Mrs Truss repeatedly said such a position was hypothetical, and the first approach before any 2017 referendum would be to negotiate within the EU for a simpler, more outward-looking CAP able to compete with the US and Asia in the global market.

“We want less bureaucracy and less interference, and I am confident that we can get change.

“The new CAP is very complex,” she said, adding that she had already spoken to new EU Farm Commissioner Phil Hogan about making greening regulations simpler.

Nonetheless, she managed to avoid the question of future farm policy.

It would appear there is as yet no alternative UK support scheme ready to place before referendum voters for their consideration.

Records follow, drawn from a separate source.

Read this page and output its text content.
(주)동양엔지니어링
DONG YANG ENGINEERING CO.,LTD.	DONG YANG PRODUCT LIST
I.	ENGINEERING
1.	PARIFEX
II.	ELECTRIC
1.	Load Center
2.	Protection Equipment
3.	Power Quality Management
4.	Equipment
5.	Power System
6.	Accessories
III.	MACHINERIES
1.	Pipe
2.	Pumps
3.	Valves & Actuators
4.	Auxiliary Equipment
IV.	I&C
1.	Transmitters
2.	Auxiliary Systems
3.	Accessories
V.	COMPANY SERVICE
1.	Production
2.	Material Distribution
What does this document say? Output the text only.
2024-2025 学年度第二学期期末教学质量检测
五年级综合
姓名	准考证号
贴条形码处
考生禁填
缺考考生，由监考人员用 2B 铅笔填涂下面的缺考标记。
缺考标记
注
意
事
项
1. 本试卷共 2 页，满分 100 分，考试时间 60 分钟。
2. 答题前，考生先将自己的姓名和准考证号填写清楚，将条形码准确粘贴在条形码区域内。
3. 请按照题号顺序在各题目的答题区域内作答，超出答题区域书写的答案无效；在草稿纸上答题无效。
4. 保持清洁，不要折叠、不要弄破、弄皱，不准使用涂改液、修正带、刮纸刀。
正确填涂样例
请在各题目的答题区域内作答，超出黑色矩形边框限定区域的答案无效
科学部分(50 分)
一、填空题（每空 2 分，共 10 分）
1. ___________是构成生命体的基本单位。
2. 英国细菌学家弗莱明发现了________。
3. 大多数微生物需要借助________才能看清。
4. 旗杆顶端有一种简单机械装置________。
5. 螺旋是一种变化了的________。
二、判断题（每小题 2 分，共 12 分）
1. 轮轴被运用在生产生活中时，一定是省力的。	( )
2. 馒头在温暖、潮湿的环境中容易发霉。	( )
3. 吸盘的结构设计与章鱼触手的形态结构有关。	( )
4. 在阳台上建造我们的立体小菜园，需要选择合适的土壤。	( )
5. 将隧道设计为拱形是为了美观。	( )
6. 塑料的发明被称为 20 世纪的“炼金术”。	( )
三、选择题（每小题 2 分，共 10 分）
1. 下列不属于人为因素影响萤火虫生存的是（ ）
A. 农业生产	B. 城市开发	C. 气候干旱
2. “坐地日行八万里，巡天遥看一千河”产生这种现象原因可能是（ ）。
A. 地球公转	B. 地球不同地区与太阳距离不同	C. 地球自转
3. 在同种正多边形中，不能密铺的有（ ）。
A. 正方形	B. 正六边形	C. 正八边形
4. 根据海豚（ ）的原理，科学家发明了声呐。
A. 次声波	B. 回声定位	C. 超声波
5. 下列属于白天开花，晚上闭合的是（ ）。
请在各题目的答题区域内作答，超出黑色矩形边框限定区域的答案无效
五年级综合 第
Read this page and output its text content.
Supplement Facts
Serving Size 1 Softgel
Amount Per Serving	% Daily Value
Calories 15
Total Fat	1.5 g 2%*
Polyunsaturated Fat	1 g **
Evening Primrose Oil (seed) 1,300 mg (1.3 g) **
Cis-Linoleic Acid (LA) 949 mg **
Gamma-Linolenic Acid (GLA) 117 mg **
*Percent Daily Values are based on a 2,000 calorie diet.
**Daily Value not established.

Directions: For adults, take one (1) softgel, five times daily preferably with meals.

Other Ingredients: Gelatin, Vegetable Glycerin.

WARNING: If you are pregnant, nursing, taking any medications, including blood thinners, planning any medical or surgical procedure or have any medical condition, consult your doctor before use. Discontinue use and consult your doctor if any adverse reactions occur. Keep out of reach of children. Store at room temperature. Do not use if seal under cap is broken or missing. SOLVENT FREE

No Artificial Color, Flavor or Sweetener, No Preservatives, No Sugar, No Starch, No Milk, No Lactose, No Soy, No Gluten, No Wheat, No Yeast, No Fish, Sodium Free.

Mrs Truss may have tried to keep the future of the CAP off the agenda, but Richard Lochhead more than made up for it by mentioning it many times.

Indeed, he launched straight into a defence of an EU-led farm policy, pausing only to remind his 450-strong audience that during his seven-year tenure he had dealt with five Defra secretaries and three EU Farm Commissioners.

The implication was that he had experience on his side.

“For many farmers in Scotland, opting out of farm support would mean opting out of farming. Support is vital,” he said.

“Westminster’s in-out referendum on the EU is a £20bn gamble with the future of Scottish and British farming,” he said describing the CAP as “our protective shield”.

The £20bn of support at risk was a calculation made over a six-year period.

“The stakes are high, especially for Scottish farmers and crofters for whom CAP support is a vital lifeline,” he said.

Admittedly the new CAP was complex, but some of that had been caused by the need to make the most of a poor budget deal.

The costs of implementing the new regime were also too high because of the required complexity.

“We must have change, but it has to come from within Europe,” Mr Lochhead added.

It should be pointed out that although Mrs Truss and Mr Lochhead were at the same conference they did not share the same platform. By the time Mr Lochhead spoke as part of a political panel, the Defra Secretary was on her way back to London.

She had, however, made strong points which had the audience nodding in agreement.

She was not to give up on the badger cull as part of a strategy to eradicate bovine TB from Great Britain by 2038. “We will not walk away from this one,” she said.

The cull had met its targets in Somerset but not in Gloucestershire, where the level of legal protest had hampered progress.

Mrs Truss did turn coy when asked whether the cull would be rolled out to other areas ahead of the general election.

The timetable had yet to be agreed.

Speaking in general terms, she said: “My role as Defra Secretary is to make things as simple as possible and stand up to anti-science rhetoric.”

Asked at a quick press briefing before her departure if she would stick to that line if it conflicted with the messages coming out of 10 Downing Street, she said only that she would always make decisions based on science.

Oxford Farming Conference regulars noted wryly that her predecessor Owen Paterson had made similar comments last year not long before his dismissal.